Quando o Brasil para para assistir ao jogo, a rede elétrica entra em campo
Enquanto milhões de brasileiros acompanhavam a vitória da Seleção Brasileira por 2 a 1 sobre o Japão durante a Copa do Mundo de 2026, outro desafio igualmente importante acontecia longe dos gramados. Nos centros de operação do Sistema Interligado Nacional (SIN), técnicos do Operador Nacional do Sistema Elétrico (ONS) monitoravam, em tempo real, um fenômeno provocado pelo comportamento sincronizado da população: manter a frequência da rede elétrica estável em 60 hertz.
O gráfico divulgado pelo ONS revelou como as emoções de milhões de brasileiros se transformaram em uma impressionante curva de demanda por energia elétrica. Logo após o apito inicial da partida, a carga do sistema começou a diminuir gradualmente. A explicação é simples: milhões de pessoas passaram a realizar a mesma atividade ao mesmo tempo, sentando-se diante da televisão para assistir ao jogo. Com isso, chuveiros foram desligados, máquinas de lavar encerraram seus ciclos e as atividades nas cozinhas diminuíram significativamente.

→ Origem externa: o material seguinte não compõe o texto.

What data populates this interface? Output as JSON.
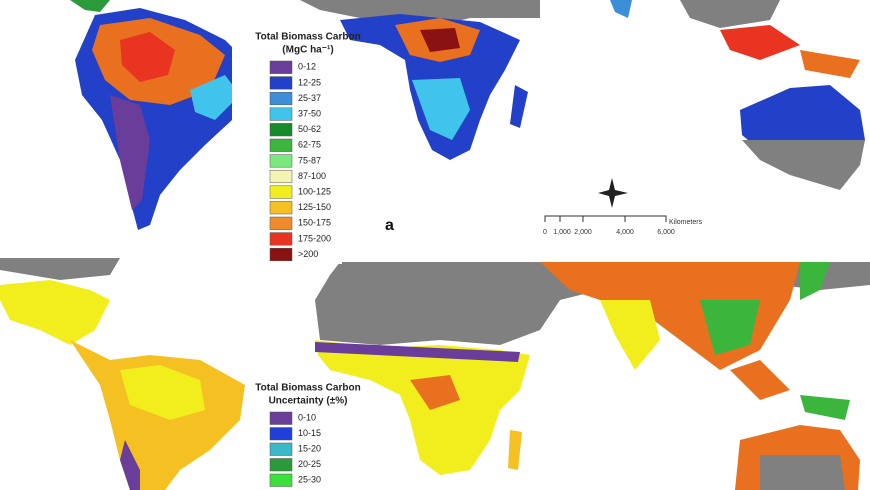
{
  "panel_a": {
    "label": "a",
    "legend": {
      "title": "Total Biomass Carbon",
      "unit": "(MgC ha⁻¹)",
      "items": [
        {
          "label": "0-12",
          "color": "#6a3d9a"
        },
        {
          "label": "12-25",
          "color": "#2340c8"
        },
        {
          "label": "25-37",
          "color": "#3a8fd8"
        },
        {
          "label": "37-50",
          "color": "#40c4ec"
        },
        {
          "label": "50-62",
          "color": "#178a2a"
        },
        {
          "label": "62-75",
          "color": "#3cb53c"
        },
        {
          "label": "75-87",
          "color": "#7ae87e"
        },
        {
          "label": "87-100",
          "color": "#f6f4b4"
        },
        {
          "label": "100-125",
          "color": "#f2ee1e"
        },
        {
          "label": "125-150",
          "color": "#f4c022"
        },
        {
          "label": "150-175",
          "color": "#f08a2a"
        },
        {
          "label": "175-200",
          "color": "#e83420"
        },
        {
          "label": ">200",
          "color": "#8b1212"
        }
      ]
    },
    "scale_bar": {
      "unit": "Kilometers",
      "ticks": [
        "0",
        "1,000",
        "2,000",
        "4,000",
        "6,000"
      ]
    }
  },
  "panel_b": {
    "legend": {
      "title": "Total Biomass Carbon",
      "unit": "Uncertainty (±%)",
      "items": [
        {
          "label": "0-10",
          "color": "#6a3d9a"
        },
        {
          "label": "10-15",
          "color": "#1f3fd8"
        },
        {
          "label": "15-20",
          "color": "#3ab8c8"
        },
        {
          "label": "20-25",
          "color": "#2a9a3a"
        },
        {
          "label": "25-30",
          "color": "#3ce03c"
        }
      ]
    }
  }
}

Como consequência, a demanda elétrica nacional caiu continuamente até atingir 66.515 megawatts (MW), representando uma redução de aproximadamente 21% em relação ao consumo esperado para aquele horário. No entanto, o momento mais desafiador para a operação do sistema aconteceu durante o intervalo da partida.
Em um exemplo marcante de sincronização espontânea do comportamento humano, milhões de brasileiros se levantaram praticamente ao mesmo tempo para preparar um café, ligar a air fryer, utilizar o micro-ondas ou ir ao banheiro. Em apenas nove minutos, a carga do sistema aumentou 2.659 MW, caracterizando um expressivo degrau de carga, conhecido na engenharia elétrica como load step, um dos fenômenos mais complexos para a operação de sistemas elétricos de grande porte.
Após o apito final, o desafio se intensificou. Em apenas uma hora, a demanda por energia cresceu 12.784 MW. Para se ter uma ideia da dimensão desse número, essa variação está na mesma ordem de grandeza da potência instalada da Usina Hidrelétrica de Itaipu, uma das maiores do mundo. Na prática, isso significa que o sistema elétrico precisou absorver, em pouco mais de uma hora, um aumento de carga equivalente ao acionamento de uma infraestrutura gigantesca, impulsionado exclusivamente pelo comportamento simultâneo de milhões de consumidores.
É importante destacar que o ONS não controla a quantidade de energia consumida pela população. Sua função é garantir, a cada segundo, o equilíbrio entre a potência gerada e a potência consumida. Caso esse equilíbrio seja comprometido, a frequência da rede pode se afastar dos 60 hertz, colocando em risco a estabilidade do Sistema Interligado Nacional.
Enquanto os brasileiros acompanhavam cada lance da partida, os operadores do sistema elétrico observavam outro indicador igualmente decisivo: a frequência da rede, oscilando entre 59,99 Hz, 60,00 Hz e 60,01 Hz. Manter esses valores dentro da faixa adequada foi essencial para assegurar o fornecimento contínuo de energia em todo o país.
Mais do que um evento esportivo, a Copa do Mundo demonstrou como o comportamento coletivo da população pode influenciar diretamente o funcionamento de uma das maiores infraestruturas do Brasil. Cada gol, cada intervalo e cada apito final transformaram emoções em megawatts, evidenciando que, durante 90 minutos, milhões de pessoas participaram, sem perceber, de um dos maiores experimentos de engenharia elétrica em tempo real do mundo.